Eppure, le risposte sono già in quelle frasi. Essere adulti nel mondo dell’ipermodernità neoliberale significa rottura di legame e di relazione, divenire individui a pieno titolo, ciò su cui questo mondo si fonda; in un mondo di individui votati alla competizione tra individui, lo «stress» (parola ombrello che sussume e nasconde un universo di sofferenze psichiche, che sono principalmente «patologie della relazione») diventa la norma. L’adultescenza è legata a doppio filo all’età della performance e del narcisismo individualista, dove si vive in case di vetro col terrore dello sguardo e del giudizio, in una perenne rincorsa a standard di valutazione e di confini che si spostano sempre: ciò che è ovviamente l’aspetto psichico della struttura fluida di questa ipermodernità fondata sul precariato lavorativo ed esistenziale. Senza considerare questa struttura psicosociale, non si può capire nulla della tendenza all’eterna giovinezza che percorre questa società. Tanto più quando a condannarla è il ministero «dell’educazione e del merito», dove il merito è proprio l’ideologia della società dell’individualismo trionfante.

Tutto questo va letto insieme al senso dell’altra traccia proposta, quella estratta dal libro di Mario Calabresi, che elogia la «fatica, intesa come dedizione, costanza, pazienza, tenacia«. Quella fatica che fa eco all’impegno che gli adultescenti – e la cultura contemporanea – eviterebbero. Perché nella cultura contemporanea è passata l’idea illusoria che sia possibile raggiungere risultati senza fare fatica. Sarà mica colpa di quel lungo Sessantotto che è dichiaratamente obiettivo polemico di questo ministero?
Ma il capolavoro, sta nel contrapporre a questi sfaticati (o sdraiati, o bamboccioni…) tutta quella «gente che non può permettersi di affrancarsi continua a viverla, la fatica.

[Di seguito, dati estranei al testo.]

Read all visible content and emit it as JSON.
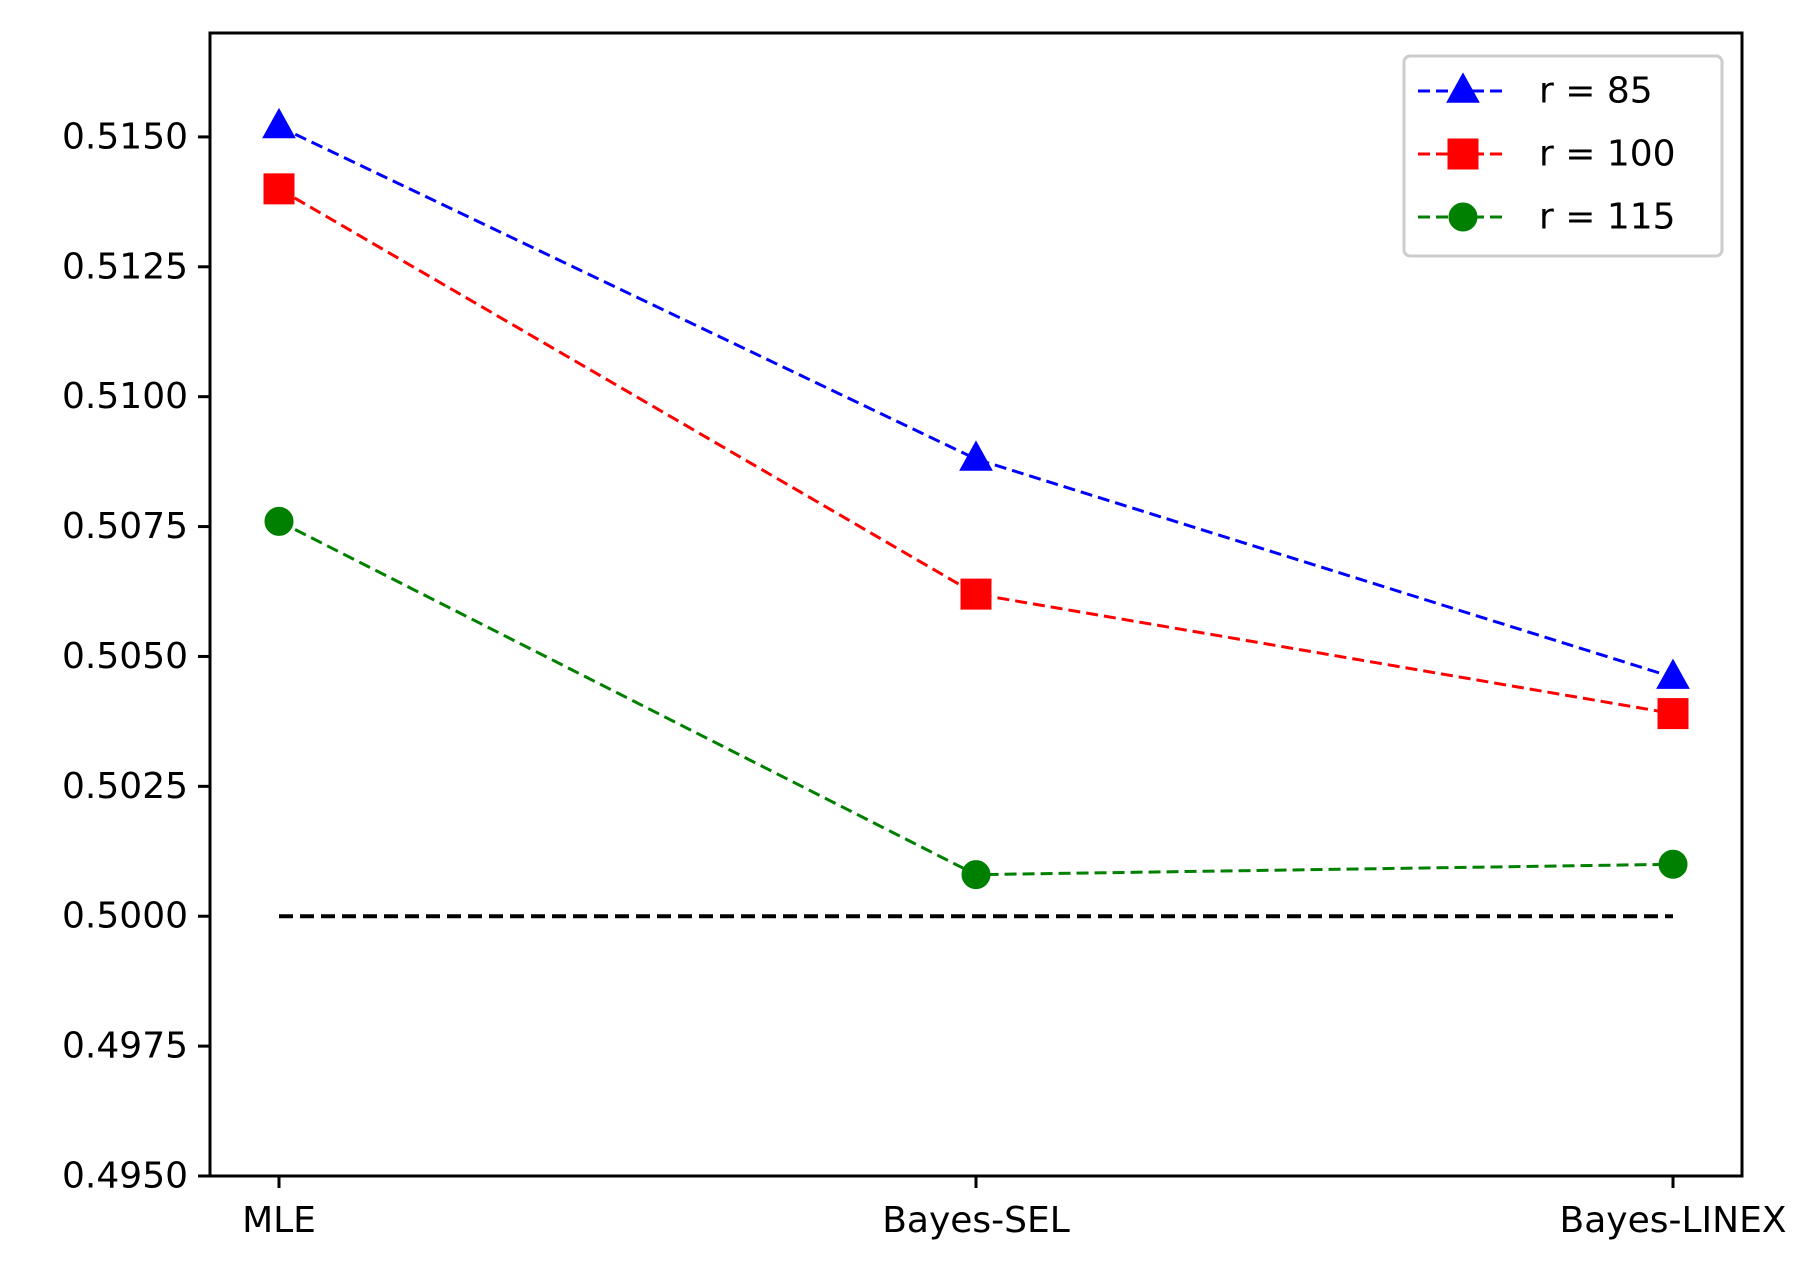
{
  "chart_data": {
    "type": "line",
    "title": "",
    "xlabel": "",
    "ylabel": "",
    "categories": [
      "MLE",
      "Bayes-SEL",
      "Bayes-LINEX"
    ],
    "ylim": [
      0.495,
      0.517
    ],
    "yticks": [
      "0.4950",
      "0.4975",
      "0.5000",
      "0.5025",
      "0.5050",
      "0.5075",
      "0.5100",
      "0.5125",
      "0.5150"
    ],
    "grid": false,
    "legend_position": "top-right",
    "series": [
      {
        "name": "r = 85",
        "values": [
          0.5152,
          0.5088,
          0.5046
        ],
        "color": "#0000ff",
        "marker": "triangle",
        "line_style": "dashed"
      },
      {
        "name": "r = 100",
        "values": [
          0.514,
          0.5062,
          0.5039
        ],
        "color": "#ff0000",
        "marker": "square",
        "line_style": "dashed"
      },
      {
        "name": "r = 115",
        "values": [
          0.5076,
          0.5008,
          0.501
        ],
        "color": "#008000",
        "marker": "circle",
        "line_style": "dashed"
      }
    ],
    "reference_line": {
      "value": 0.5,
      "color": "#000000",
      "line_style": "dashed"
    }
  }
}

Ad alzarsi all’alba, a fare lavori ripetitivi e sfinenti, a non avere orari, a prendersi cura di un pezzo di mondo senza sosta».
Tra la fatica e il prendersi cura, però, c’è un abisso. Prendersi cura del mondo significherebbe proprio far sì che non ci fosse più chi fa fatica quotidiana alzandosi all’alba, per alimentare una società in cui la diseguaglianza è sempre più grande. Invece qui si propone un mondo immobile, in cui la fatica è una condizione inevitabile e in cui diventare adulti significa adattarsi a questa fatica in cui non si hanno orari, in cui tempo di lavoro e tempo di vita si confondono, e non hanno più confini.”
L’obbedienza come la fatica non sono più una virtù. O almeno non dovrebbero. Il valore della fatica per la competizione, il successo e, nella peggiore e più normale delle ipotesi, poter solamente vivere spesso non dignitosamente è propria della società dei diseguali (cfr Rosanvallon) e dello sfruttamento. Paradossalmente perfino l’IA tenderebbe a ridurre drasticamente la fatica e potrebbe essere uno dei pochi aspetti positivi.
Fatica, competizione, meritocrazia e alla via così sono le parolacce-chiave mai scomparse che ora si tenta di far divenire valori imprescindibili nella vita. Ho già scritto tanto, forse troppo, su questi temi ma certi rigurgiti mi fanno insistere e ribadire che la triade libertà, eguaglianza e fraternità dovrebbe essere sempre presente in tutti noi e soprattutto in chi dovrebbe, se così si può dire ancora, fare politica. Non vedo la fatica, la sofferenza, la disuguaglianza, la competizione in quelle tre parole se non per raggiungerle e conquistarle quando non ci sono o non ci sono più.